UCSD logoOver the past few decades, scientists all over the world seem to have been working hard at offering effective treatment methods for cancer. A groundbreaking study triggered by the Moores UCSD Cancer Center and the Arizona Oncology Services suggests that the radiation provided with the Strut-Adjusted Volume Implant (SAVI) control the rate of cancer and lessen the complexities noted with alternate types of brachytherapy. The conclusions were drawn after analyzing patients with breast cancer.

The investigators reveal the precision and adaptability of the device to elevate the dose to the target tissue and reduce the exposure of healthy surrounding tissue and organs. Women already subjected to lumpectomy to remove a cancerous tumor may be provided with SAVI customized radiation therapy and reduce exposure to healthy tissue. The scientists affirm that SAVI includes comfortable, flexible catheters through which radiation is given.

“This is the first paper that documents the patients’ status after almost two years. After almost two years, the patients showed that the treatment was well-tolerated without experiencing significant side effects. To date, the control rate of cancer is also very promising,” quoted Catheryn Yashar, MD, associate professor of radiation oncology at the UC San Diego School of Medicine and chief of breast and gynecological radiation services at the Moores UCSD Cancer Center.

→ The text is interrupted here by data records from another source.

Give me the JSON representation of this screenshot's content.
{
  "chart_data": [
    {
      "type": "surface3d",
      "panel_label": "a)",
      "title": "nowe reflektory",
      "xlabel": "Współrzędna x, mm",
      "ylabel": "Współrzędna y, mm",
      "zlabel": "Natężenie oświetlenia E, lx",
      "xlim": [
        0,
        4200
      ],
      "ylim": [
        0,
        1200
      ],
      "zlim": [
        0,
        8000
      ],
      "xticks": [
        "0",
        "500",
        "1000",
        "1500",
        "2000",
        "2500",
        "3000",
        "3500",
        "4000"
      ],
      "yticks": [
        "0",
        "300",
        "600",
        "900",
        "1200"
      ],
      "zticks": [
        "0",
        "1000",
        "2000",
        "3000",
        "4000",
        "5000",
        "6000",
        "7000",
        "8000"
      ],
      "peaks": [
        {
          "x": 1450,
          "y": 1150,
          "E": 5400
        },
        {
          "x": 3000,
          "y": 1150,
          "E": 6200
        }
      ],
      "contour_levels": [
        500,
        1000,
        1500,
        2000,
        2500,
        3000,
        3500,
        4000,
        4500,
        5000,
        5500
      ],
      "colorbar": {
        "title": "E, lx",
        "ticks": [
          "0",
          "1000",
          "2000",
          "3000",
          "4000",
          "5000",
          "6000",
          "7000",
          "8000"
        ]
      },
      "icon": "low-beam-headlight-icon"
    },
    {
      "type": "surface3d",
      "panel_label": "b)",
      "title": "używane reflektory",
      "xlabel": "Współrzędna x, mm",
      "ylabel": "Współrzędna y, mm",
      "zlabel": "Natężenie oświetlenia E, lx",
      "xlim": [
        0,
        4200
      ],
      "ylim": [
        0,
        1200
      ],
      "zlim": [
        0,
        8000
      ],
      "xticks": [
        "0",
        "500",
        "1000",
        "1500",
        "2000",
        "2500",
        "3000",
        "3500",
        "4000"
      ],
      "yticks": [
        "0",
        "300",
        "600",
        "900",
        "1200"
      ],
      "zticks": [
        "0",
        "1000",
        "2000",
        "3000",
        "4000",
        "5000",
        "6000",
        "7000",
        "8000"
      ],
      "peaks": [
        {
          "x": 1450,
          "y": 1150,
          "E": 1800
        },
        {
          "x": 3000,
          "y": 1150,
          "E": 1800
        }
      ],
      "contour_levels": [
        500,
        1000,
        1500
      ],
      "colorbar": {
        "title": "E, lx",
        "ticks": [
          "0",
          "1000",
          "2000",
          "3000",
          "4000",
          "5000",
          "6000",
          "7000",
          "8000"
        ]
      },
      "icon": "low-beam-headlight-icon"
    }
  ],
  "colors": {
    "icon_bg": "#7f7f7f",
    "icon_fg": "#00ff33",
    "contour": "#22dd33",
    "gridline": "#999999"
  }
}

Often breast cancer patients may be recommended to undergo an internal radiation process known as brachytherapy. This could provide concentrated doses of radiation to areas of concern and at the same time avoid healthy tissue. In order to conduct the study, the investigators thoroughly scrutinized 102 patients who were treated at a median follow-up time of 21 months.

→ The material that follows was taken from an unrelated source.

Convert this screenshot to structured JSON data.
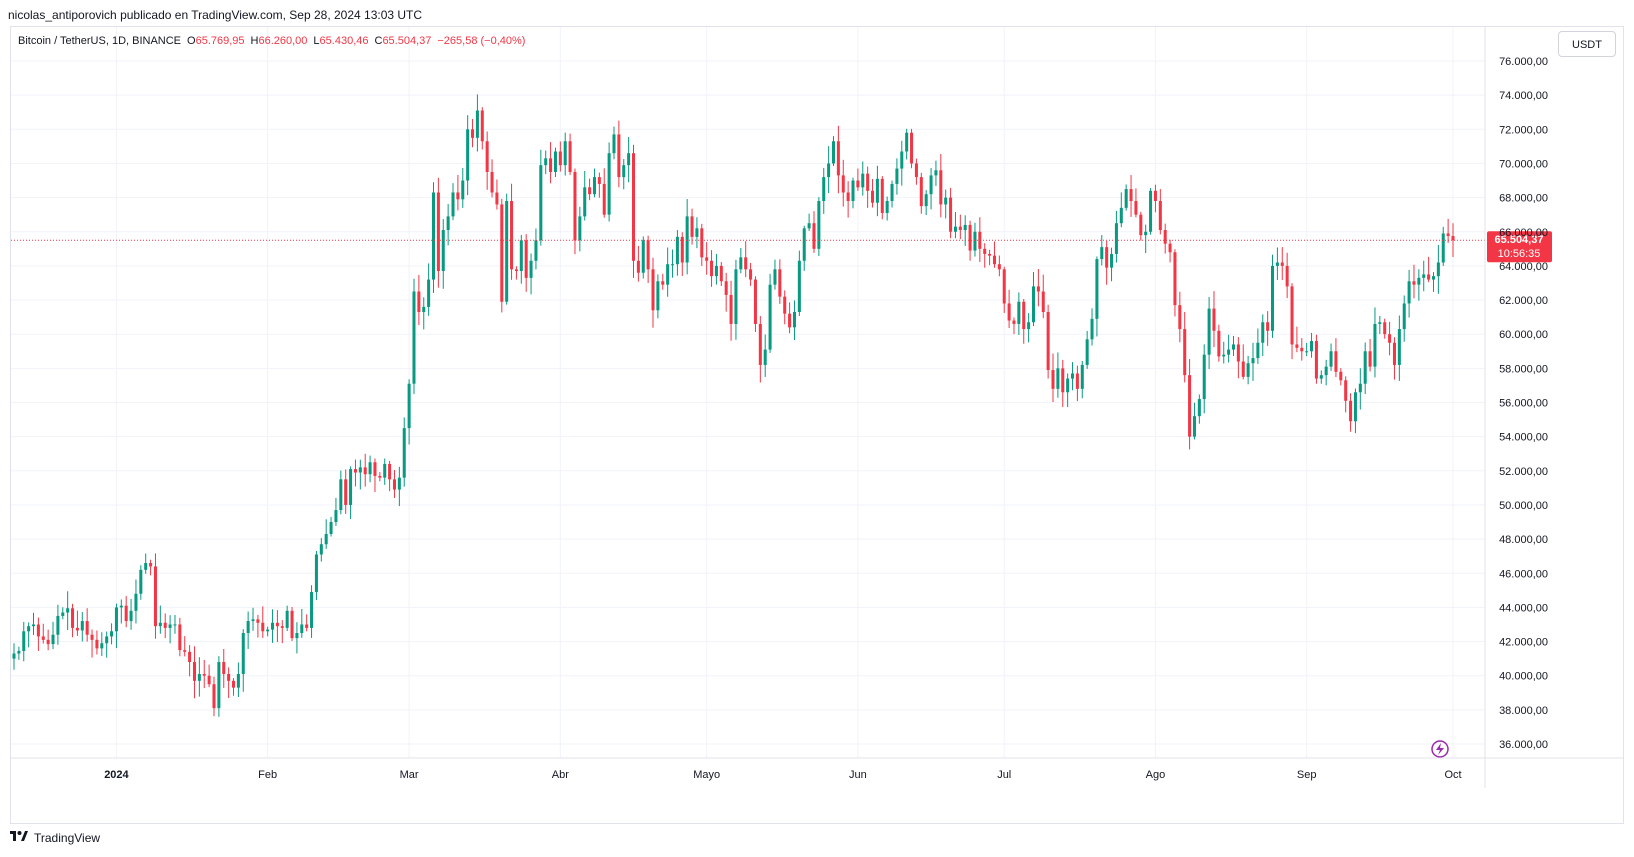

Yashar enlightened, “This treatment allows us to provide internal radiation to the area without damaging the healthy tissue around the site, and minimizes radiation to duration of only five days. The traditional whole breast treatment usually takes approximately six weeks.”

As compared to balloon brachytherapy or three-dimensional conformal radiation, SAVI seems to safely allow a heightened eligibility for patients to receive Accelerated Partial Breast Irradiation (APBI).

The study is published in the International Journal of Radiation Oncology, Biology and Physics.